Вот и проросла судьба чужая
сквозь асфальт моей судьбы,
истребляя и уничтожая
себялюбие мое.
Вот и протолкалась эта травка
и поглядывает робко,
поднимая для затравки
темные, густые бровки.
Теми бровками глаза оправлены,
капли доброго огня.
Здравствуй, зайчик солнечный, направленный
кем-то в шутку
на меня.
ТАТЬЯНА, НАТАЛЬЯ
В это десятилетие
новорожденных девочек
называли Татьянами
или — не реже — Натальями.
Татьянами и Натальями.
Татьянами, как у Пушкина.
Как у Толстого — Натальями.
А почему — неведомо.
Если размыслить — ведомо.
Прошлое столетие,
век Толстого и Пушкина,
возобновило влияние.
— По восемь Танек в классе! —
жаловались знакомые. —
Они нумеруют друг друга,
чтобы не запутаться.—
Знакомые жаловались,
но новорожденных девочек
записывали неукоснительно
Татьянами и Натальями,
Натальями и Татьянами.
Тургеневские женщины
были тогда спланированы,
но с именами толстовскими
и — особенно — пушкинскими —
певучими, протяжными,
пленительными, трехсложными,
удобными для произнесения
в бреду, в забытьи, в отчаянии
и — особенно — в радости.
Отчетливые в шепоте,
негодные для окрика.
Кончаю стихотворение,
чтоб тихо, чтоб неслышимо
позвать: Татьяна! Наталья! —
и вижу, как оборачиваются
уже тридцатилетние,
еще молодые красавицы.
«Интеллигентные дамы плачут, но про себя…»

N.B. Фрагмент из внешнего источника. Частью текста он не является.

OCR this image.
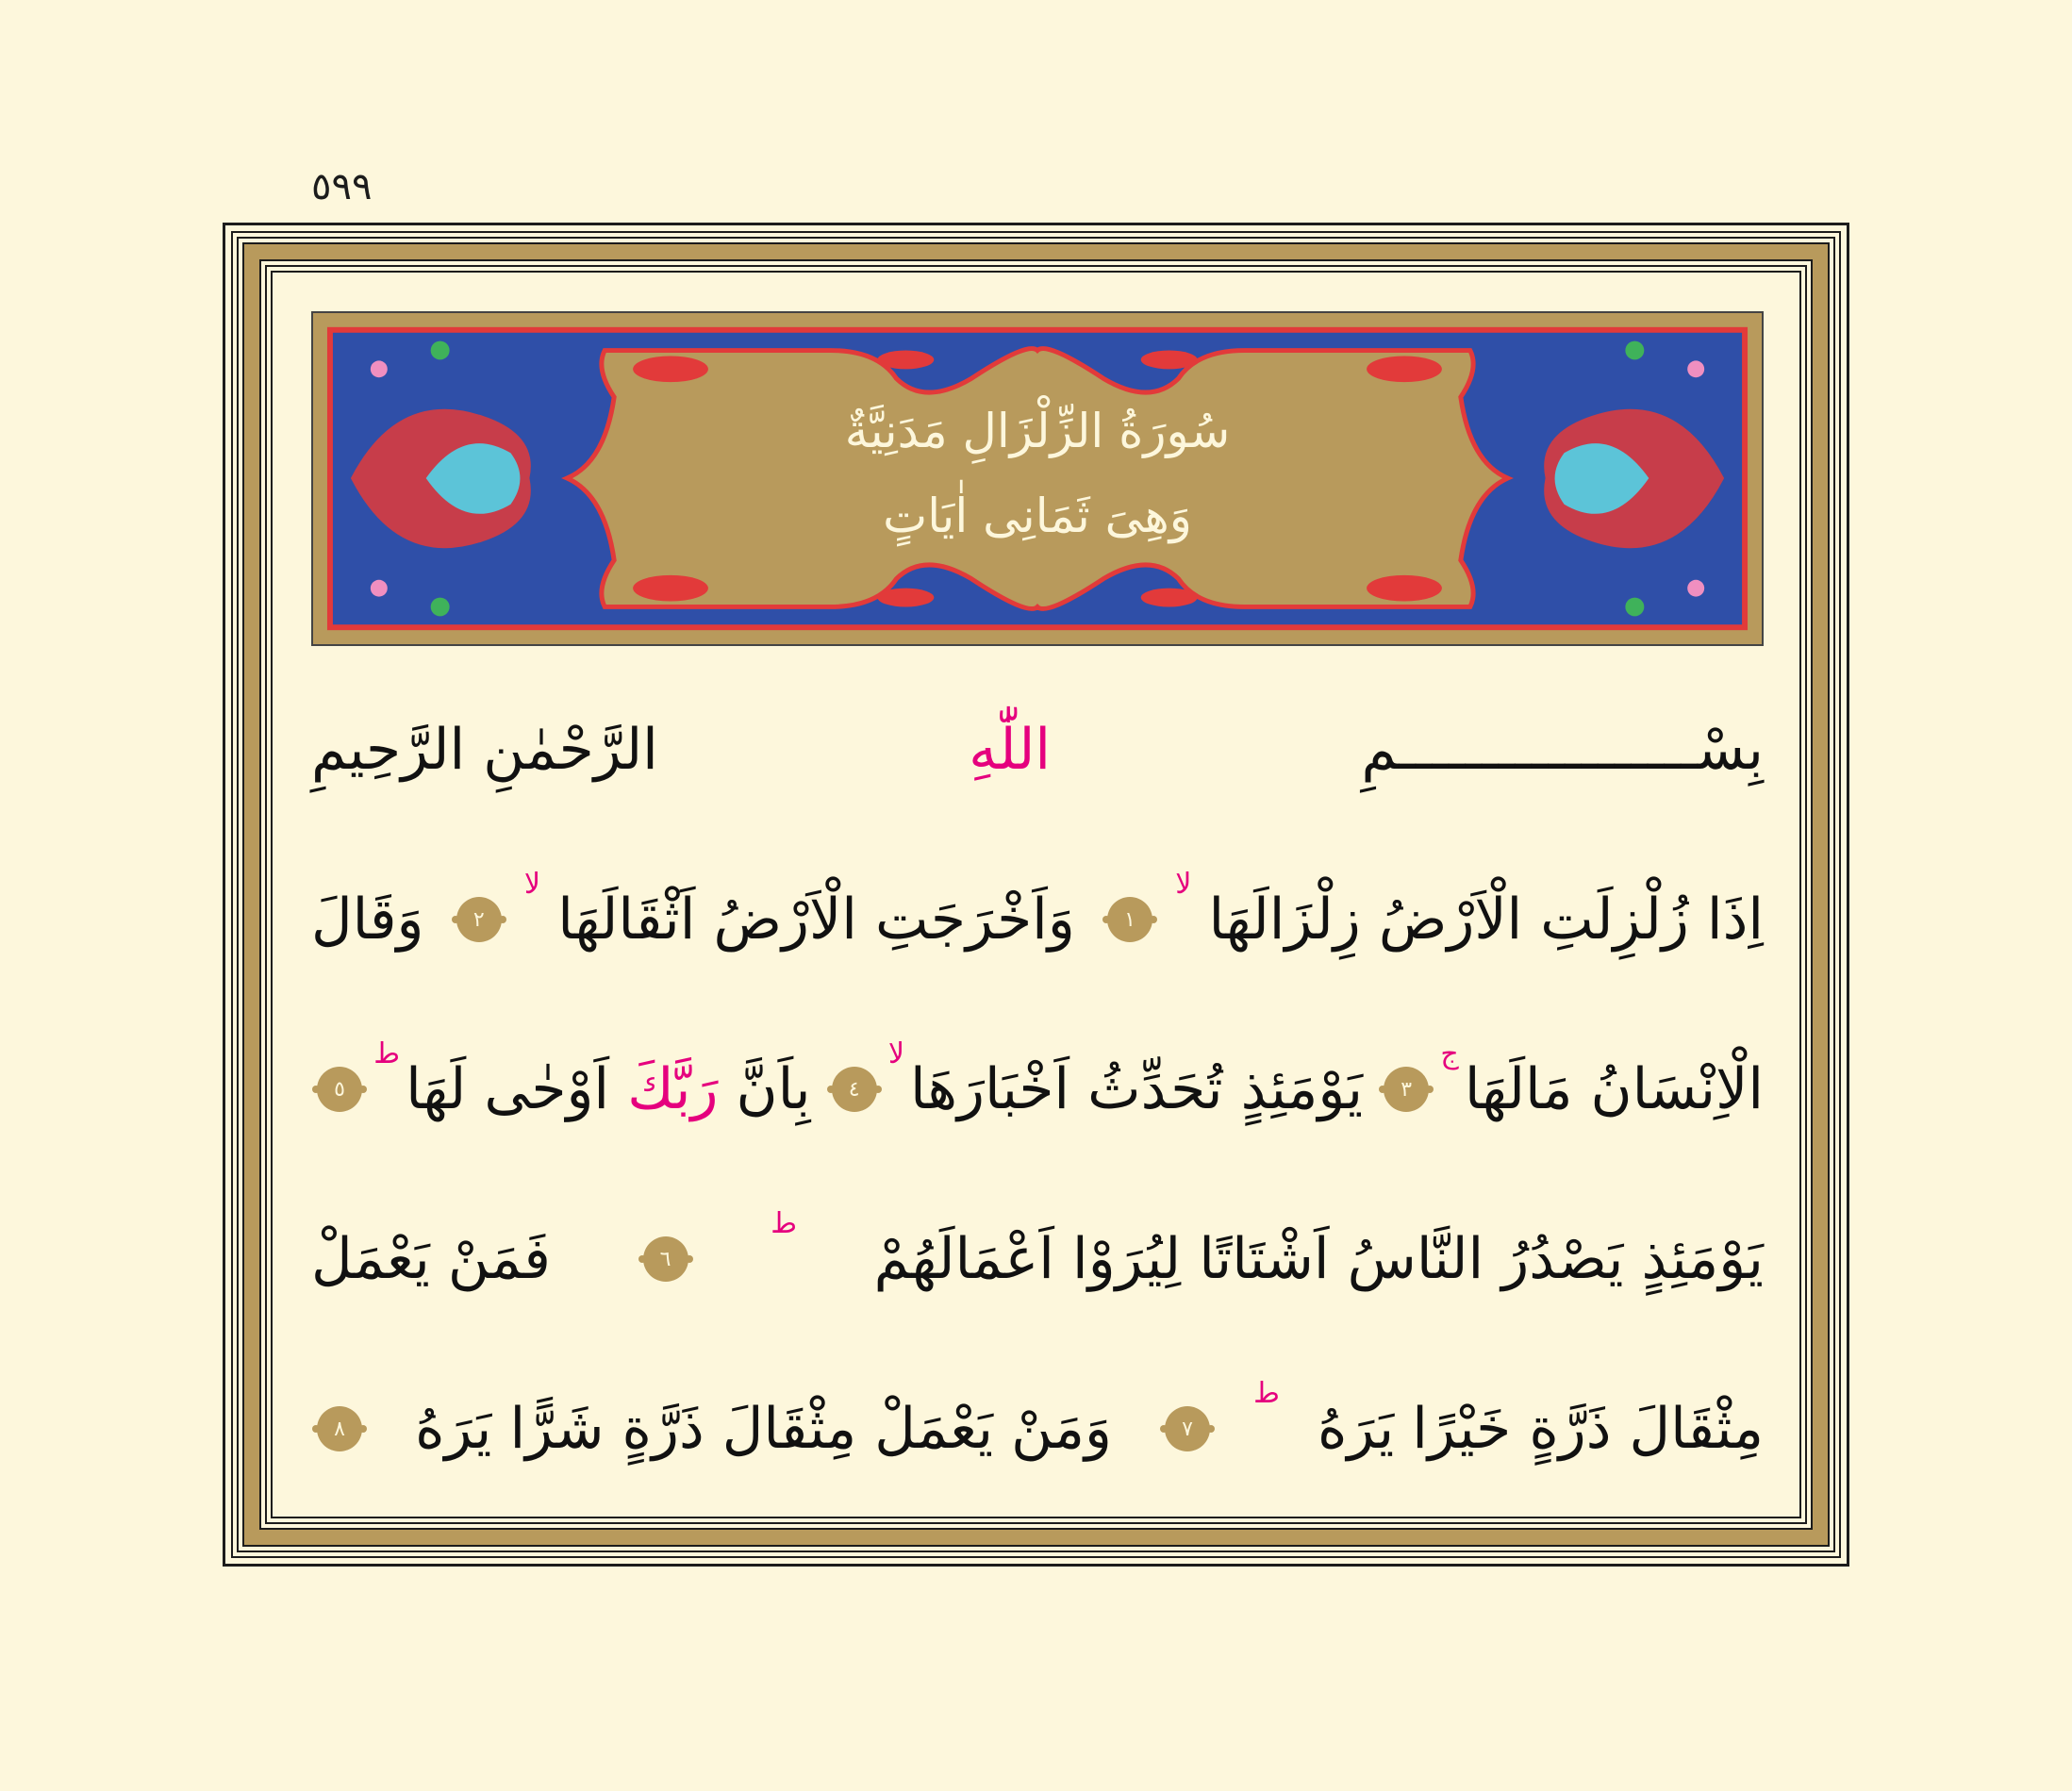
٥٩٩
سُورَةُ الزِّلْزَالِ مَدَنِيَّةٌ
وَهِىَ ثَمَانِى اٰيَاتٍ
بِسْــــــــــــــــــمِ
اللّٰهِ
الرَّحْمٰنِ الرَّحِيمِ
اِذَا زُلْزِلَتِ الْاَرْضُ زِلْزَالَهَا
لا
١
وَاَخْرَجَتِ الْاَرْضُ اَثْقَالَهَا
لا
٢
وَقَالَ
الْاِنْسَانُ مَالَهَا
ج
٣
يَوْمَئِذٍ تُحَدِّثُ اَخْبَارَهَا
لا
٤
بِاَنَّ رَبَّكَ اَوْحٰى لَهَا
ط
٥
يَوْمَئِذٍ يَصْدُرُ النَّاسُ اَشْتَاتًا لِيُرَوْا اَعْمَالَهُمْ
ط
٦
فَمَنْ يَعْمَلْ
مِثْقَالَ ذَرَّةٍ خَيْرًا يَرَهُ
ط
٧
وَمَنْ يَعْمَلْ مِثْقَالَ ذَرَّةٍ شَرًّا يَرَهُ
٨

Интеллигентные дамы плачут, но про себя,
боясь обеспокоить свое родство и соседство,
а деревенские бабы плачут и про себя,
и про все человечество.
Оба способа плача по-своему хороши,
если ими омоется горькое и прожитое.
Я душе приоткрытой полузакрытой души
не предпочитаю.
Плачьте, дамы и женщины, или рыдайте всерьез.
Капля моря в слезинке, оба они соленые.
Старое и погрязшее смойте потоками слез,
всё остудите каленое.
«Что думает его супруга дорогая…»
Что думает его супруга дорогая,
с такою яростью оберегая
свою семью, свою беду,
свой собственный микрорайон в аду?
За что цепляется?
Царапает за что,
когда, закутавшись в холодное пальто,
священным вдохновением объята,
названивает из автомата?
Тот угол, жизнь в который загнала,
зачем она, от бешенства бела,
с аргументацией такой победной
так защищает,
темный угол, бедный?
Не лучше ли без спору сдать позиции,
от интуиции его, амбиции
отделавшись и отказавшись вдруг?
Не лучше ли сбыть с рук?
Но не учитывая, как звонок
сопернице
сторицей ей воздастся,
она бежит звонить, сбиваясь с ног
и думая:
«А может быть, удастся?»
ГЛУХОЕ ЧУВСТВО СПРАВЕДЛИВОСТИ
Справедливости глухое чувство
глухо, но не немо.
Пальцы сжав до костяного хруста,
зазвенев от гнева,
загораясь, тлея, полыхая,
распахнувши душу,
чувство справедливости глухое
я обрушу.
Этого приемника питанье
емко без границы,
то ли в генах, то ли в воспитаньи,
видимо, хранится.
Даже осуждающие взгляды
эту сеть питают.
А другого ничего не надо.
Этого хватает.
Справедливость слышит очень плохо,
но кричит истошно,
так, что вздрагивает вся эпоха,
вслушавшись оплошно,
так, что вздрагивают все державы:
мол, сейчас начнется.
Если справедливость задрожала,
мир качнется.
Доказательств никоторых нету,
нету основанья,
но трясет великую планету
мальчика рыданье.
Вдруг преодолев свою сонливость,
вялую истому,
слушает глухая справедливость
тихонькие стоны.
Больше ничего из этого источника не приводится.